Saying goodbye to breastfeeding at 3 weeks
I'm devastated. I have a special needs 3 year old that was bullied at his daycare while I was on maternity leave so I removed him and had countless meetings to address the concerns. My heart is broken for him but he is resilient and is doing amazing since leaving; such a drastic change in him since leaving 🙏 but through the 3 weeks of meetings, different schedules, and appointments my supply has gone way down. I'm trying to build it back up smoothies, cookies, tincture, teas, and I'm exhausted. I feel like my effort is put into this and taking away from my son that needs me right now. I return to work next week and the amount of stress I have from life is suffocating and with my supply on top of it. I'm not ashamed to formula feed but I did have a goal for myself and I just feel like a failure. 😔 It makes me question if I'm a good mom being so consumed by all of this stress not even just my supply on top of it. I'm so angry, hurt, scared, and defensive for my son. I love my boys so much but this has been such a test these last couple of weeks with how the world treats children with delays. 💔
I feel like I'm doing this alone.

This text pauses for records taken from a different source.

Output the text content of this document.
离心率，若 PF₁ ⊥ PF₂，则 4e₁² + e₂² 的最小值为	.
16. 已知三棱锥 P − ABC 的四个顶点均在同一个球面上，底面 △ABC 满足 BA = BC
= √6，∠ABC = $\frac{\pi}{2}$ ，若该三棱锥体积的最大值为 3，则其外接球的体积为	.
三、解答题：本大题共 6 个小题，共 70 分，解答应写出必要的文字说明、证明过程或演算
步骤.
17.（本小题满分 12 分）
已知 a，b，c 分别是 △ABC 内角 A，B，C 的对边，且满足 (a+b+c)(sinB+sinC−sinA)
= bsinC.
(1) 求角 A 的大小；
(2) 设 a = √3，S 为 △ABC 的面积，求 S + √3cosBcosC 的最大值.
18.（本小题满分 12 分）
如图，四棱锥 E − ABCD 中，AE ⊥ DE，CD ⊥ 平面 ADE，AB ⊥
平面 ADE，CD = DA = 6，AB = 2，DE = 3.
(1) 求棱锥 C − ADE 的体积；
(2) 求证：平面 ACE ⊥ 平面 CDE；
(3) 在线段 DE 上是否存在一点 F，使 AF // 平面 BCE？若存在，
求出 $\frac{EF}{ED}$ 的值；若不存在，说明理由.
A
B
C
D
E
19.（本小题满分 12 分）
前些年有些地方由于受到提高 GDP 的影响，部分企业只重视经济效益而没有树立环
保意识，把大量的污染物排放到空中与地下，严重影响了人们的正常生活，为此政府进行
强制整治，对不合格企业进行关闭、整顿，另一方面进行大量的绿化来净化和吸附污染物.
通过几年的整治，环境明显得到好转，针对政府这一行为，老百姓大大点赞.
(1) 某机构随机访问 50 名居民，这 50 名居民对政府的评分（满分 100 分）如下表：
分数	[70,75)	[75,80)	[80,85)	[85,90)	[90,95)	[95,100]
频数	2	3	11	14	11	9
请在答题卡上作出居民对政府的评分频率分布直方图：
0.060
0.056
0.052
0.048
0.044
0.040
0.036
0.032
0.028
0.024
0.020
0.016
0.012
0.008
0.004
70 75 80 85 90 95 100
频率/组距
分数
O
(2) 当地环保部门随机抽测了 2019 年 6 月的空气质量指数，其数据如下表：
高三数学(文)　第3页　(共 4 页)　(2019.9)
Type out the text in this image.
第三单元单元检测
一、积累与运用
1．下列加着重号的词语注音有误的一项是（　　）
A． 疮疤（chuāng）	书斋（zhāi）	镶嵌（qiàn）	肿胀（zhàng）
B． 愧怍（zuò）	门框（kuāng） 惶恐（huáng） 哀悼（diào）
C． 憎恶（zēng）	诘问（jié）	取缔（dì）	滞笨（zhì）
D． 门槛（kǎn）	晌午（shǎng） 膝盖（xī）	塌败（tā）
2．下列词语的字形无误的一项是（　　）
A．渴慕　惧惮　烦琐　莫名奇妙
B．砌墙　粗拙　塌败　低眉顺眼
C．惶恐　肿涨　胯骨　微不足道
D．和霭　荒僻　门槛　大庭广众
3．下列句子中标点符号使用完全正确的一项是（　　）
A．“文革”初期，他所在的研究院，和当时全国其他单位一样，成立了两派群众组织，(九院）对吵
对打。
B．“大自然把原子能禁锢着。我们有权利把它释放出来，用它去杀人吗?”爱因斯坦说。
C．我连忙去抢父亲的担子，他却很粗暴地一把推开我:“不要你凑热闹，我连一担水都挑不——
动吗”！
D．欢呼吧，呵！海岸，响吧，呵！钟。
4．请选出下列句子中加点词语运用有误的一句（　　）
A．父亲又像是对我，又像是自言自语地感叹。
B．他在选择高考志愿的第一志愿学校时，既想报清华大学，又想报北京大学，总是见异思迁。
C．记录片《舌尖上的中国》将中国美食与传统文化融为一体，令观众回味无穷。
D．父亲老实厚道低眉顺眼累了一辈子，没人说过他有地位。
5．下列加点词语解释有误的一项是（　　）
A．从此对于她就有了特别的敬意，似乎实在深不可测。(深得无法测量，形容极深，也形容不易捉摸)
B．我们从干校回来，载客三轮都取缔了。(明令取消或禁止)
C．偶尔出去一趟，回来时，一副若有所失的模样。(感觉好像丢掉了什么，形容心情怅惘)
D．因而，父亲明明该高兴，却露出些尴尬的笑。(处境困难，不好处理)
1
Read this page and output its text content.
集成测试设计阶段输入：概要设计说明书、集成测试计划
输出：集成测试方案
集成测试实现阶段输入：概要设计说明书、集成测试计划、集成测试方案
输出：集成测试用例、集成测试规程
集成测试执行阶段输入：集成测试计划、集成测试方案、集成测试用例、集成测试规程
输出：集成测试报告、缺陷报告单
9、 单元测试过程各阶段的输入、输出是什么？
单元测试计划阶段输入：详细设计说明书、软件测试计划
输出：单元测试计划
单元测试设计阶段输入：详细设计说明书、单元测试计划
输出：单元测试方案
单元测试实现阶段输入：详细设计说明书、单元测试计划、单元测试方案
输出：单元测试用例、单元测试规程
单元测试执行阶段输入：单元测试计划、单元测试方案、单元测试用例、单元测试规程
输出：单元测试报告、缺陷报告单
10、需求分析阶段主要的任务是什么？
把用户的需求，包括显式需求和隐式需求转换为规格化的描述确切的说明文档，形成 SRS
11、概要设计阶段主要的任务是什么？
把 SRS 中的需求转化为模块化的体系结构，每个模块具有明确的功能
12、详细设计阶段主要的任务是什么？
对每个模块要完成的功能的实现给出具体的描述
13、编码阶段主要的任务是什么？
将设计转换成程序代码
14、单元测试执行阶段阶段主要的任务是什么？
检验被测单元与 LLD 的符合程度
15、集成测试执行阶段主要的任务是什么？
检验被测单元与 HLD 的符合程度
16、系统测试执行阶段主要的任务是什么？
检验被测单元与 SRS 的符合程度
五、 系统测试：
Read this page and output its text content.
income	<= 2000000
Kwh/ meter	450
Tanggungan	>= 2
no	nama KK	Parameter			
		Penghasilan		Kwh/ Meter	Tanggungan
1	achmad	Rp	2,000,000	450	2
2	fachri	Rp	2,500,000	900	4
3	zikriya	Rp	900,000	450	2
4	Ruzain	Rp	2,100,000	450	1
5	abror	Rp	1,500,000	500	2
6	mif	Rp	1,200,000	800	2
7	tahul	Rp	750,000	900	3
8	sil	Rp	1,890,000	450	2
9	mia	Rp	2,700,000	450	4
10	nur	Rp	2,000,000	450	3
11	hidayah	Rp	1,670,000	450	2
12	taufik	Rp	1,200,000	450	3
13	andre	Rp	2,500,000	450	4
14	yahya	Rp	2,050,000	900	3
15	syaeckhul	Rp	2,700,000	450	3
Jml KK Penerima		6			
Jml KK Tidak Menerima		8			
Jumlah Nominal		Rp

My boyfriend does help but when I constantly have to sit there and tell him how or what needs done or how to do it because he asks... it's frustrating. I appreciate the effort but he gets mad at me when I answer with how to do something or if I suggest a different way without him asking. Like changing a diaper; it's not rocket science😔 I have a million things on my plate and I didn't think I had to mother my boyfriend too... I know that sounds harsh but when will I feel like someone has my back with things? I can't even leave the baby with him to run to the store because he doesn't know what to do. Ugh I'm just exhausted.